2
votes

I'm implementing an OCaml-like language using rust-peg and my parser has a bug. I defined if-statement grammar, but it doesn't work.

I'm guessing the test-case input is parsed as Apply(Apply(Apply(Apply(f, then), 2) else), 4). I mean "then" is parsed as Ident, not keyword.

I have no idea for fixing this apply-expression grammar. Do you have any ideas?

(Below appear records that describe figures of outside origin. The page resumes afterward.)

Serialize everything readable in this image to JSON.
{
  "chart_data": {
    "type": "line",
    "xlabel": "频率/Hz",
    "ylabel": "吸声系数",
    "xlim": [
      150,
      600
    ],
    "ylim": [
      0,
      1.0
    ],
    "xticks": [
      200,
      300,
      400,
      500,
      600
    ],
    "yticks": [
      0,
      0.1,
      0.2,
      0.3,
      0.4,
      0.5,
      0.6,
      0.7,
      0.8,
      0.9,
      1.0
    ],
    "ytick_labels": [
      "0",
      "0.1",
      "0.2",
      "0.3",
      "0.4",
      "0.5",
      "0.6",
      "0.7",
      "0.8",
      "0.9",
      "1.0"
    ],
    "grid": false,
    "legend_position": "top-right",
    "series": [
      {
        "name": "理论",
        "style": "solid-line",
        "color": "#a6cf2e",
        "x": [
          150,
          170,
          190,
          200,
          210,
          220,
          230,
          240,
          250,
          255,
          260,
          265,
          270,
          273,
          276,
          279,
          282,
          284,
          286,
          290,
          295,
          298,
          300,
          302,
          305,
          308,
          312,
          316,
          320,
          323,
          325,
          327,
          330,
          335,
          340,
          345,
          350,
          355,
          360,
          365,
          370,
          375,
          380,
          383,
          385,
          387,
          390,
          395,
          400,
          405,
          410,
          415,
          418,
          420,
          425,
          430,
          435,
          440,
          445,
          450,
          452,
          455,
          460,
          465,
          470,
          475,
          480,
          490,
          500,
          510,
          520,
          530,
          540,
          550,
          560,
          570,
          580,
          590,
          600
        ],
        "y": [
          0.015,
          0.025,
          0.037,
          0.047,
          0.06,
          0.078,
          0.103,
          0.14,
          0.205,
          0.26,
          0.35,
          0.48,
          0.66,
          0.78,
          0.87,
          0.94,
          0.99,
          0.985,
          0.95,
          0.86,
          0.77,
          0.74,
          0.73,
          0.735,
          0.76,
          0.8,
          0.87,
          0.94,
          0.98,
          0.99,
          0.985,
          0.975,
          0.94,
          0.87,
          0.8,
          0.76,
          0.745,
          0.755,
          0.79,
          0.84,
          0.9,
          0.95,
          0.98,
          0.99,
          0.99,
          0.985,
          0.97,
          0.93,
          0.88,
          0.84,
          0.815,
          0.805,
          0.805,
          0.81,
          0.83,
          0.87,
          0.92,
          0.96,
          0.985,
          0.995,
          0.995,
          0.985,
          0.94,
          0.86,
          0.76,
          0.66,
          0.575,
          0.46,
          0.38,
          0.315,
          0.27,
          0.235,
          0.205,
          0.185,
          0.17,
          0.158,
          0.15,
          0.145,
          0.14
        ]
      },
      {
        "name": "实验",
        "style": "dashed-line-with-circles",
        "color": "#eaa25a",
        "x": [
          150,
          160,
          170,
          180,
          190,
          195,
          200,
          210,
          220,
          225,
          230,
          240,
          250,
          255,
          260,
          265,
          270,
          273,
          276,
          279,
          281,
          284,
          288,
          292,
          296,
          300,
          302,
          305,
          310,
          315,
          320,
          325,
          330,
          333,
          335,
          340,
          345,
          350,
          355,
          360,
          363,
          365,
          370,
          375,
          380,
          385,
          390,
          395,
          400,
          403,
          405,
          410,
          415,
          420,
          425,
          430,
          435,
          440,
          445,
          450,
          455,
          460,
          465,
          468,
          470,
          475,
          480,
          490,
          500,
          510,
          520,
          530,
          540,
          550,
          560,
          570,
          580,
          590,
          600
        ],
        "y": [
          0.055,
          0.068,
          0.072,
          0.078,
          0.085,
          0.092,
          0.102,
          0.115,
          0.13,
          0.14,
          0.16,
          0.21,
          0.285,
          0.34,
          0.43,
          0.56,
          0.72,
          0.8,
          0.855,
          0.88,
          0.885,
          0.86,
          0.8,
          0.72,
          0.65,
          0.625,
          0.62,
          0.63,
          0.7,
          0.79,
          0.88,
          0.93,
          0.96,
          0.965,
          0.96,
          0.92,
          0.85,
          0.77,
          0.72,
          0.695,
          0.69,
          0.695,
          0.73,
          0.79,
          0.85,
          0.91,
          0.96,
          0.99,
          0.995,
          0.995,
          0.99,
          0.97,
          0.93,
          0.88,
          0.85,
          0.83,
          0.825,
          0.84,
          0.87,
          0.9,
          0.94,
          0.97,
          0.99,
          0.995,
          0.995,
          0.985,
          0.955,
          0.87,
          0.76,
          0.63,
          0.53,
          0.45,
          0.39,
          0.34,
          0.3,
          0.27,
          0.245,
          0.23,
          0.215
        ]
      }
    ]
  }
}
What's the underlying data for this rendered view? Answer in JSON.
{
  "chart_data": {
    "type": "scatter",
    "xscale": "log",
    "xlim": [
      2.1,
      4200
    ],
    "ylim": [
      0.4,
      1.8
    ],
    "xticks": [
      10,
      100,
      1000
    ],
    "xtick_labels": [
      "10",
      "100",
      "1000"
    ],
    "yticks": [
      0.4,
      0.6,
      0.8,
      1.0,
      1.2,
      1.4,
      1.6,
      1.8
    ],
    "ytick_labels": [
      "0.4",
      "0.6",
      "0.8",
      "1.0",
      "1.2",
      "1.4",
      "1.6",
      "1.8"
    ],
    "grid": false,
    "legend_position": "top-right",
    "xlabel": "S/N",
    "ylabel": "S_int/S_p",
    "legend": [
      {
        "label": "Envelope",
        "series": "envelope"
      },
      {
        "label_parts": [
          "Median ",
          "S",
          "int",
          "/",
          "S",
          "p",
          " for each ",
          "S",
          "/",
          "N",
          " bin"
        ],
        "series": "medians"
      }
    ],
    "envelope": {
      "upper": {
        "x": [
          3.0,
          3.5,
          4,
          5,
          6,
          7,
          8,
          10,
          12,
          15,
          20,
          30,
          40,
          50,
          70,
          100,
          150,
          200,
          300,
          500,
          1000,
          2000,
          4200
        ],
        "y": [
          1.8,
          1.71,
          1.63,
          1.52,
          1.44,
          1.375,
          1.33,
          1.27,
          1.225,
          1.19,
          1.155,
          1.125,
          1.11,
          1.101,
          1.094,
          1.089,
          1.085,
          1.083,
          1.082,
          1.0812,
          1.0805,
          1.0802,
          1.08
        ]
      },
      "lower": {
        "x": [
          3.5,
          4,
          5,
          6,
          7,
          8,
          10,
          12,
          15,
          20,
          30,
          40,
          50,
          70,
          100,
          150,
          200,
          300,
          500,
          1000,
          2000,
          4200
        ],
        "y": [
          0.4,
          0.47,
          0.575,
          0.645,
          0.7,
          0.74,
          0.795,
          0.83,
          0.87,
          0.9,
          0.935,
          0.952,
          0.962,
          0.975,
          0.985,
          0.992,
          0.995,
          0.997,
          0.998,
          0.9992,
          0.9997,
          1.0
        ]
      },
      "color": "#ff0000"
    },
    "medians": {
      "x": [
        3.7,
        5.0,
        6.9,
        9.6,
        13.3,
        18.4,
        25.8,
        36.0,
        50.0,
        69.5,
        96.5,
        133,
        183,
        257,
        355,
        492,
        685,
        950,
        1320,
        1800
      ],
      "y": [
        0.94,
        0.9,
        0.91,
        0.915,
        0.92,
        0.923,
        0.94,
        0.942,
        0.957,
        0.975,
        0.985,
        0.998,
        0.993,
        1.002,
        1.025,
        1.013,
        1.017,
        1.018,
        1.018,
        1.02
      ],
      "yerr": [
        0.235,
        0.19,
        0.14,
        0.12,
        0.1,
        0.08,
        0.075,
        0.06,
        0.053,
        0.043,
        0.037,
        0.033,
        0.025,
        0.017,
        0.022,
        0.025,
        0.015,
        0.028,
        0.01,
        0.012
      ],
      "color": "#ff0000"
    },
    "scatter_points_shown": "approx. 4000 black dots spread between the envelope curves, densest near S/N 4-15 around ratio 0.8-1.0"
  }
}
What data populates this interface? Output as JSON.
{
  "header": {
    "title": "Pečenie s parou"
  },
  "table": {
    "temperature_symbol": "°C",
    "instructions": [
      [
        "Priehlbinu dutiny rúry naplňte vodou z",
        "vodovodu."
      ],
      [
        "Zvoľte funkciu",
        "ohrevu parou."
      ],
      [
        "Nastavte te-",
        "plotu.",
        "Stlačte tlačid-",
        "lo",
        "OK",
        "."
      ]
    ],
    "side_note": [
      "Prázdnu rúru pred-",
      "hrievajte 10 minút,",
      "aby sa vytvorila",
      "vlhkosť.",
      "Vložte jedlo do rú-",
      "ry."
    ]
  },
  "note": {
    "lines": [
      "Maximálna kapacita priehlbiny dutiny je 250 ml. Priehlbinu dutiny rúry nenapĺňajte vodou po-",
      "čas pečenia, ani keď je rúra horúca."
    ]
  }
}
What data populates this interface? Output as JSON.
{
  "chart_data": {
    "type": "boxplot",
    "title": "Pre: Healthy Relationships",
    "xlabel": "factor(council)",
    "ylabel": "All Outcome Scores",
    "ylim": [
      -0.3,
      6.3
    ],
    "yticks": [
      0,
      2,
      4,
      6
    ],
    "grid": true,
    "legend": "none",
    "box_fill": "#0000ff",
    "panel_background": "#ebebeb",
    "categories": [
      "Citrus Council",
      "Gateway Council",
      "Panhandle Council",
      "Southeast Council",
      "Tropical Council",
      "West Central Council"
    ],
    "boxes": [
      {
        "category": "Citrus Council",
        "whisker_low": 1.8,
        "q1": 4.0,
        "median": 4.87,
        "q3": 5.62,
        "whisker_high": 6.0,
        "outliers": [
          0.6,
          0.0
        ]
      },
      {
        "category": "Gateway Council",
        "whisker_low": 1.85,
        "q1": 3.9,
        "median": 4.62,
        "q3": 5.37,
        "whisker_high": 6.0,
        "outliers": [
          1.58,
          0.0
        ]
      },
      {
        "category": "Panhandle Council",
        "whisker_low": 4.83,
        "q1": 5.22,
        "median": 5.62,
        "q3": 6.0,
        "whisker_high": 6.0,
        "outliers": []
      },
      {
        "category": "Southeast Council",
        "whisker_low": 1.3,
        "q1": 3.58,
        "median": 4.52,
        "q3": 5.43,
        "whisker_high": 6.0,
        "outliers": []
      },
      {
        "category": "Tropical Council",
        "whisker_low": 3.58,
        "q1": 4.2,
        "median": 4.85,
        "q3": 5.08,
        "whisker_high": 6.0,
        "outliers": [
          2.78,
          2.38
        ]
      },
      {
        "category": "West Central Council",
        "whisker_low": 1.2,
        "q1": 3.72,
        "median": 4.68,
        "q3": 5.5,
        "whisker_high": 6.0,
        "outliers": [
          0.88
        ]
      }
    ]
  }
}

#[derive(Clone, PartialEq, Eq, Debug)]
pub enum Expression {
    Number(i64),
    If {
        cond: Box<Expression>,
        conseq: Box<Expression>,
        alt: Box<Expression>,
    },
    Ident(String),
    Apply(Box<Expression>, Box<Expression>),
}

use peg::parser;
use toplevel::expression;
use Expression::*;

parser! {
pub grammar toplevel() for str {

    rule _() = [' ' | '\n']*

    pub rule expression() -> Expression
        = expr()

    rule expr() -> Expression
        = if_expr()
        / apply_expr()

    rule if_expr() -> Expression
        = "if" _ cond:expr() _ "then" _ conseq:expr() _ "else" _ alt:expr() {
            Expression::If {
                cond: Box::new(cond),
                conseq: Box::new(conseq),
                alt: Box::new(alt)
            }
        }

    rule apply_expr() -> Expression
        = e1:atom() _ e2:atom() { Apply(Box::new(e1), Box::new(e2)) }
        / atom()

    rule atom() -> Expression
        = number()
        / id:ident() { Ident(id) }

    rule number() -> Expression
        = n:$(['0'..='9']+) { Expression::Number(n.parse().unwrap()) }

    rule ident() -> String
        = id:$(['a'..='z' | 'A'..='Z']['a'..='z' | 'A'..='Z' | '0'..='9']*) { id.to_string() }
}}

fn main() {
    assert_eq!(expression("1"), Ok(Number(1)));
    assert_eq!(
        expression("myFunc 10"),
        Ok(Apply(
            Box::new(Ident("myFunc".to_string())),
            Box::new(Number(10))
        ))
    );

    // failed
    assert_eq!(
        expression("if f then 2 else 3"),
        Ok(If {
            cond: Box::new(Ident("f".to_string())),
            conseq: Box::new(Number(2)),
            alt: Box::new(Number(3))
        })
    );
}
thread 'main' panicked at 'assertion failed: `(left == right)`
  left: `Err(ParseError { location: LineCol { line: 1, column: 11, offset: 10 }, expected: ExpectedSet { expected: {"\"then\"", "\' \' | \'\\n\'"} } })`,
 right: `Ok(If { cond: Ident("f"), conseq: Number(2), alt: Number(3) })`', src/main.rs:64:5
1
I'm not familiar with the peg library, but if it has a way to add predicates to rules, you could create a set of keywords and then add a predicate to the ident rule that requires the identifier to not be in the set of keywords. You'll also want a rule for keywords to make sure that something like ifFunction thenArg elseArg is parsed as a function call rather than as if Function then Arg else Arg.sepp2k

1 Answers

2
votes

PEG uses ordered choice. This means that when you write R = A / B for some rule R, if in a position A succesfully parses, it will never try B, even if the choice of A leads to problems later on. This is the core difference with context-free grammars, and often overlooked.

In particular, when you write apply = atom atom / atom, if it's possible to parse two atoms in a row, it will never try to parse just a single one, even if it means the rest doesn't make sense later.

Combine this with the fact that then and else are perfectly good identifiers in your grammar, you get the issue that you see.